Like Mr. McDonald, Tom Bjurlof criticized the town board for its move last Thursday. He too urged the trustees to allow Deepwater Wind to submit permit applications to federal and state agencies without first granting access rights, as the developer has sought. He urged the trustees to file for intervener status under Article VII, a review process under the state public service law covering applications to construct and operate a major electric transmission facility. The trustees had previously indicated that they would file for intervener status.
David Gruber, who is running for town board, repeated criticism he voiced at the town board meeting last Thursday and decried what he said was the popular misconception that granting an easement to Deepwater Wind will enhance the town’s ability to participate in influencing the wind farm’s ultimate outcome. “I can’t tell you exactly who’s conning whom here,” he said, “but we are collectively being conned.”

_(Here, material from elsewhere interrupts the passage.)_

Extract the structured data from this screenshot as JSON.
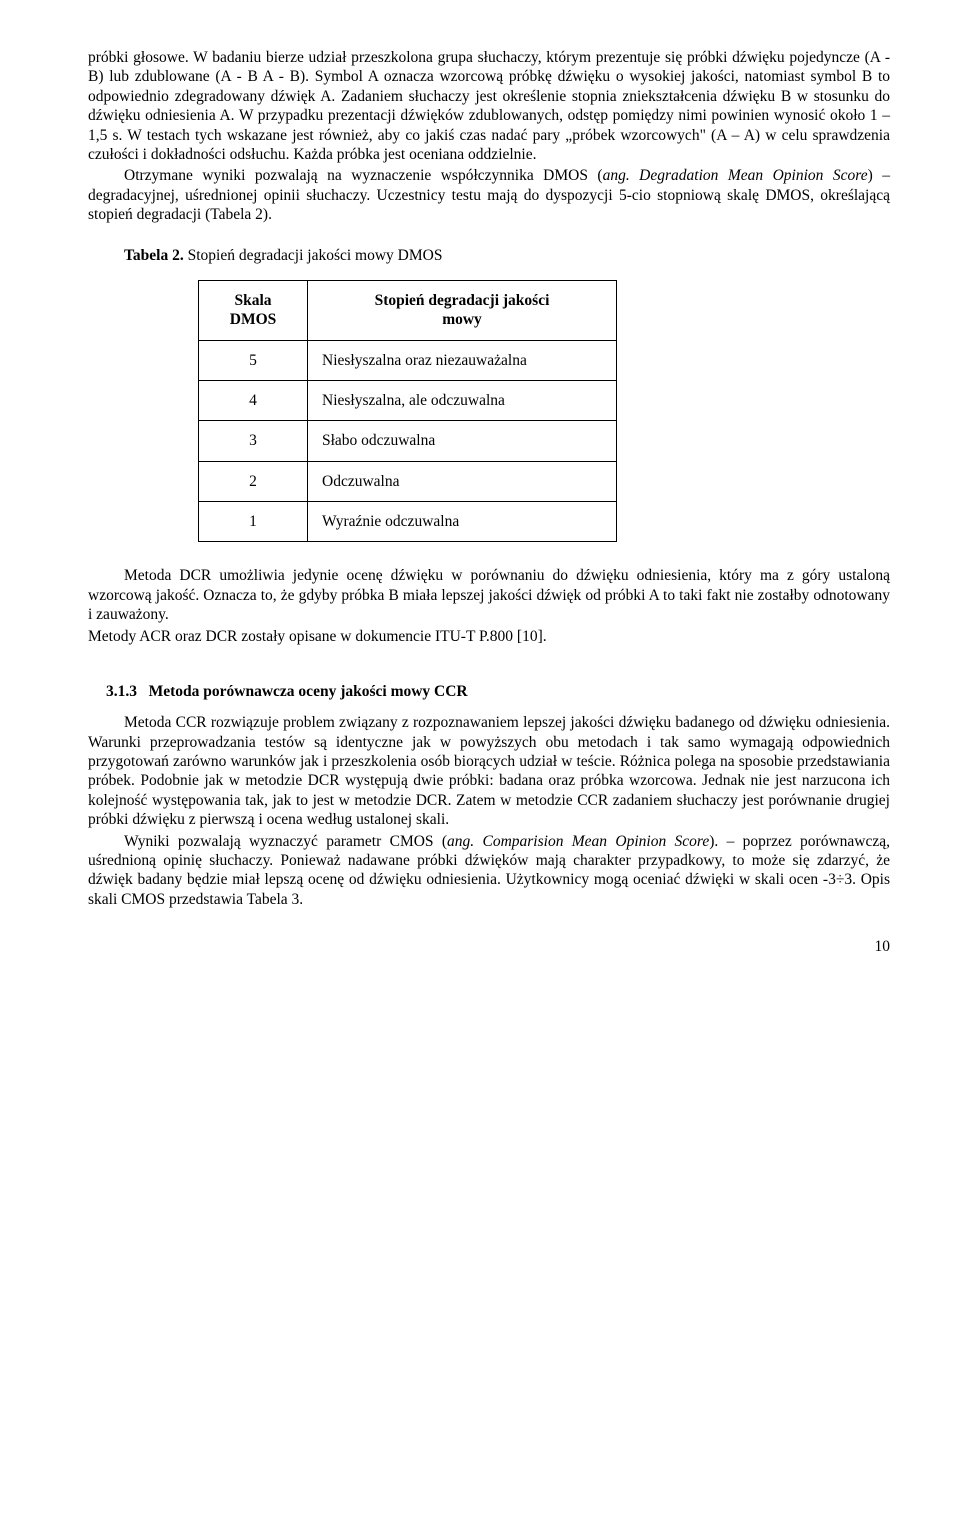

Clint Plummer, Deepwater Wind’s vice president of development, said in an email yesterday that the proposed wind farm is “a year-round energy solution for the South Fork” and “a major part of a portfolio of energy solutions selected specifically by LIPA to address the South Fork’s need for new sources of energy, especially during peak energy demand in the summer months.” LIPA’s South Fork request for proposals “was not intended to supply all the energy used on the South Fork, but rather to satisfy a particular energy need within a certain time frame. Independent energy professionals determined that this portfolio is the most affordable solution to meet the South Fork’s specific energy challenge. Every other option that was considered would cost ratepayers more.” LIPA ratepayers will only be charged for the power the wind farm delivers, he said, “which LIPA has stated is comparable to the price of its other renewables.”